My final touches were drilling and fixing the two main aerials. My photos were taken before fixing the roof mounted MGs. The real purpose of these models being based is for storage and transport. The turrets are fixed to the chassis but they do swivel. My bases are longer to the model's rear which allows a little sculpting in the putty to replicate tank tracks but perhaps more importantly, they cover the length or the gun barrel when the turret is turned to the rear. When turned to the rear, most of the barrel runs the length of the chassis and provides for the least overhang. This protects the model when in their travel boxes.

Movement & Fire

Liberation Miniatures make a five man crew which provides for artillery or mortar crews. Lacking any 105mm guns but having a few plastic 81mm mortars to hand, the decision was made. Those in the know will realise that the mortars themselves are not in fact the modern L16 81mm variety but frankly, I can live with it.
 My battle group will need a variety of Land-rovers for a variety of roles and this will include transporting my mortar battery. So, it was JB Models to the rescue with my first in a series of hard and soft top 4x4s.

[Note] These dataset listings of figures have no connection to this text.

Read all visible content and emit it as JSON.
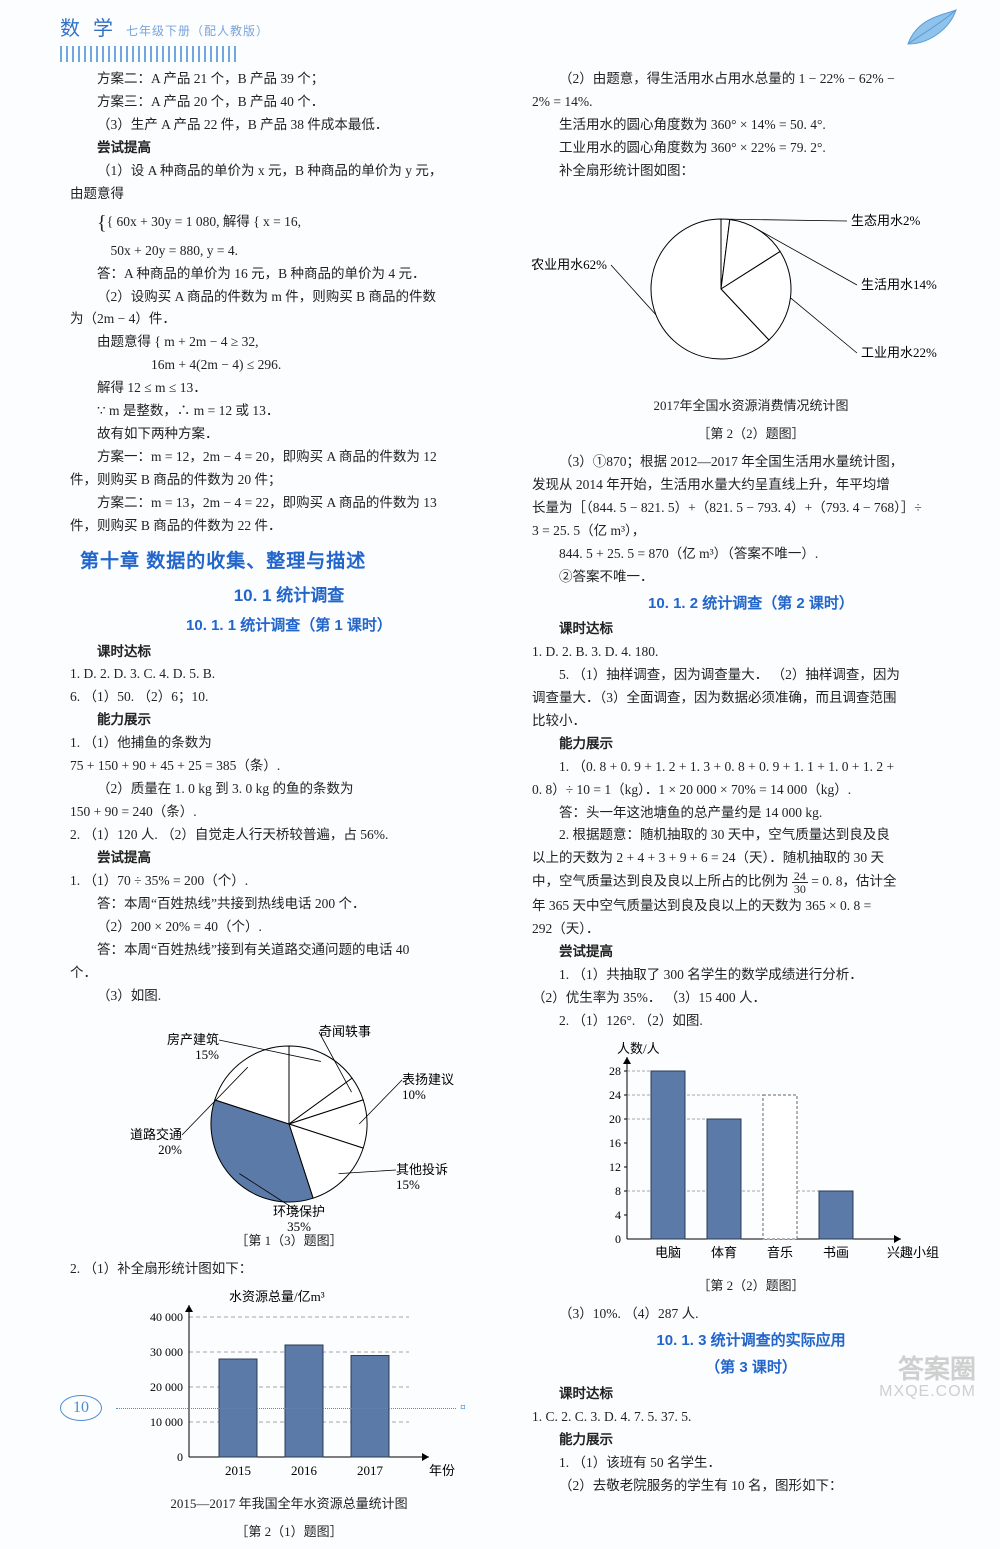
{
  "header": {
    "subject": "数 学",
    "grade": "七年级下册（配人教版）"
  },
  "left": {
    "pre": [
      "方案二：A 产品 21 个，B 产品 39 个；",
      "方案三：A 产品 20 个，B 产品 40 个．",
      "（3）生产 A 产品 22 件，B 产品 38 件成本最低．",
      "尝试提高",
      "（1）设 A 种商品的单价为 x 元，B 种商品的单价为 y 元，",
      "由题意得",
      "{ 60x + 30y = 1 080,   解得 { x = 16,",
      "  50x + 20y = 880,            y = 4.",
      "答：A 种商品的单价为 16 元，B 种商品的单价为 4 元．",
      "（2）设购买 A 商品的件数为 m 件，则购买 B 商品的件数",
      "为（2m − 4）件．",
      "由题意得 { m + 2m − 4 ≥ 32,",
      "            16m + 4(2m − 4) ≤ 296.",
      "解得 12 ≤ m ≤ 13．",
      "∵ m 是整数，∴ m = 12 或 13．",
      "故有如下两种方案．",
      "方案一：m = 12，2m − 4 = 20，即购买 A 商品的件数为 12",
      "件，则购买 B 商品的件数为 20 件；",
      "方案二：m = 13，2m − 4 = 22，即购买 A 商品的件数为 13",
      "件，则购买 B 商品的件数为 22 件．"
    ],
    "chapter_title": "第十章  数据的收集、整理与描述",
    "section_title": "10. 1  统计调查",
    "subsection_title": "10. 1. 1  统计调查（第 1 课时）",
    "keshi_label": "课时达标",
    "keshi_answers": "1.  D.    2.  D.    3.  C.    4.  D.    5.  B.",
    "keshi_line2": "6. （1）50.    （2）6；10.",
    "nengli_label": "能力展示",
    "nengli_lines": [
      "1. （1）他捕鱼的条数为",
      "75 + 150 + 90 + 45 + 25 = 385（条）.",
      "（2）质量在 1. 0 kg 到 3. 0 kg 的鱼的条数为",
      "150 + 90 = 240（条）.",
      "2. （1）120 人.    （2）自觉走人行天桥较普遍，占 56%."
    ],
    "changshi_label": "尝试提高",
    "changshi_lines": [
      "1. （1）70 ÷ 35% = 200（个）.",
      "答：本周“百姓热线”共接到热线电话 200 个．",
      "（2）200 × 20% = 40（个）.",
      "答：本周“百姓热线”接到有关道路交通问题的电话 40",
      "个．",
      "（3）如图."
    ],
    "pie1": {
      "type": "pie",
      "labels": [
        "房产建筑",
        "奇闻轶事",
        "表扬建议",
        "其他投诉",
        "环境保护",
        "道路交通"
      ],
      "percents": [
        15,
        5,
        10,
        15,
        35,
        20
      ],
      "percent_labels": [
        "15%",
        "",
        "10%",
        "15%",
        "35%",
        "20%"
      ],
      "colors": [
        "#ffffff",
        "#ffffff",
        "#ffffff",
        "#ffffff",
        "#5b7aa8",
        "#ffffff"
      ],
      "stroke": "#000000",
      "label_fontsize": 13,
      "caption": "［第 1（3）题图］"
    },
    "bar1_intro": "2. （1）补全扇形统计图如下：",
    "bar1": {
      "type": "bar",
      "ylabel": "水资源总量/亿m³",
      "xlabel": "年份",
      "categories": [
        "2015",
        "2016",
        "2017"
      ],
      "values": [
        28000,
        32000,
        29000
      ],
      "ylim": [
        0,
        40000
      ],
      "ytick_step": 10000,
      "yticks": [
        "0",
        "10 000",
        "20 000",
        "30 000",
        "40 000"
      ],
      "bar_color": "#5b7aa8",
      "dashed_color": "#888888",
      "axis_color": "#000000",
      "caption1": "2015—2017 年我国全年水资源总量统计图",
      "caption2": "［第 2（1）题图］"
    }
  },
  "right": {
    "top_lines": [
      "（2）由题意，得生活用水占用水总量的 1 − 22% − 62% −",
      "2% = 14%.",
      "生活用水的圆心角度数为 360° × 14% = 50. 4°.",
      "工业用水的圆心角度数为 360° × 22% = 79. 2°.",
      "补全扇形统计图如图："
    ],
    "pie2": {
      "type": "pie",
      "labels": [
        "生态用水2%",
        "生活用水14%",
        "工业用水22%",
        "农业用水62%"
      ],
      "percents": [
        2,
        14,
        22,
        62
      ],
      "colors": [
        "#ffffff",
        "#ffffff",
        "#ffffff",
        "#ffffff"
      ],
      "stroke": "#000000",
      "caption1": "2017年全国水资源消费情况统计图",
      "caption2": "［第 2（2）题图］"
    },
    "p3_lines": [
      "（3）①870；根据 2012—2017 年全国生活用水量统计图，",
      "发现从 2014 年开始，生活用水量大约呈直线上升，年平均增",
      "长量为［（844. 5 − 821. 5）+（821. 5 − 793. 4）+（793. 4 − 768）］÷",
      "3 = 25. 5（亿 m³），",
      "844. 5 + 25. 5 = 870（亿 m³）（答案不唯一）.",
      "②答案不唯一．"
    ],
    "sub2_title": "10. 1. 2  统计调查（第 2 课时）",
    "sub2_keshi_label": "课时达标",
    "sub2_keshi": "1.  D.    2.  B.    3.  D.    4.  180.",
    "sub2_lines": [
      "5. （1）抽样调查，因为调查量大． （2）抽样调查，因为",
      "调查量大．（3）全面调查，因为数据必须准确，而且调查范围",
      "比较小．"
    ],
    "sub2_nengli_label": "能力展示",
    "sub2_nengli_lines": [
      "1. （0. 8 + 0. 9 + 1. 2 + 1. 3 + 0. 8 + 0. 9 + 1. 1 + 1. 0 + 1. 2 +",
      "0. 8）÷ 10 = 1（kg）．1 × 20 000 × 70% = 14 000（kg）.",
      "答：头一年这池塘鱼的总产量约是 14 000 kg.",
      "2. 根据题意：随机抽取的 30 天中，空气质量达到良及良",
      "以上的天数为 2 + 4 + 3 + 9 + 6 = 24（天）．随机抽取的 30 天"
    ],
    "sub2_frac_line_a": "中，空气质量达到良及良以上所占的比例为",
    "sub2_frac_num": "24",
    "sub2_frac_den": "30",
    "sub2_frac_line_b": " = 0. 8，估计全",
    "sub2_after_frac": [
      "年 365 天中空气质量达到良及良以上的天数为 365 × 0. 8 =",
      "292（天）．"
    ],
    "sub2_changshi_label": "尝试提高",
    "sub2_changshi_lines": [
      "1. （1）共抽取了 300 名学生的数学成绩进行分析．",
      "（2）优生率为 35%．   （3）15 400 人．",
      "2. （1）126°.    （2）如图."
    ],
    "bar2": {
      "type": "bar",
      "ylabel": "人数/人",
      "categories": [
        "电脑",
        "体育",
        "音乐",
        "书画"
      ],
      "values": [
        28,
        20,
        24,
        8
      ],
      "highlight_index": 2,
      "ylim": [
        0,
        28
      ],
      "ytick_step": 4,
      "yticks": [
        "0",
        "4",
        "8",
        "12",
        "16",
        "20",
        "24",
        "28"
      ],
      "bar_color": "#5b7aa8",
      "highlight_color": "#ffffff",
      "highlight_stroke": "#666666",
      "axis_color": "#000000",
      "x_extra_label": "兴趣小组",
      "caption": "［第 2（2）题图］"
    },
    "after_bar2": "（3）10%.    （4）287 人.",
    "sub3_title1": "10. 1. 3  统计调查的实际应用",
    "sub3_title2": "（第 3 课时）",
    "sub3_keshi_label": "课时达标",
    "sub3_keshi": "1.  C.    2.  C.    3.  D.    4.  7.    5.  37. 5.",
    "sub3_nengli_label": "能力展示",
    "sub3_nengli_lines": [
      "1. （1）该班有 50 名学生．",
      "（2）去敬老院服务的学生有 10 名，图形如下："
    ]
  },
  "footer": {
    "page": "10"
  },
  "watermark": {
    "main": "答案圈",
    "site": "MXQE.COM"
  }
}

Whilst I didn't go overboard with the interior detailing, I needed to paint the cabin before fixing the top to this model.The only interior painting required afterwards was half way down the length of the canvas top. The rest was straight forward.
This is a beautifully simple model to build and ideally suited for the wargamer. One tip to remember is that if you base your vehicles as I do, be careful pushing your model into the glue - the axles are thin and weak and the wheels will buckle.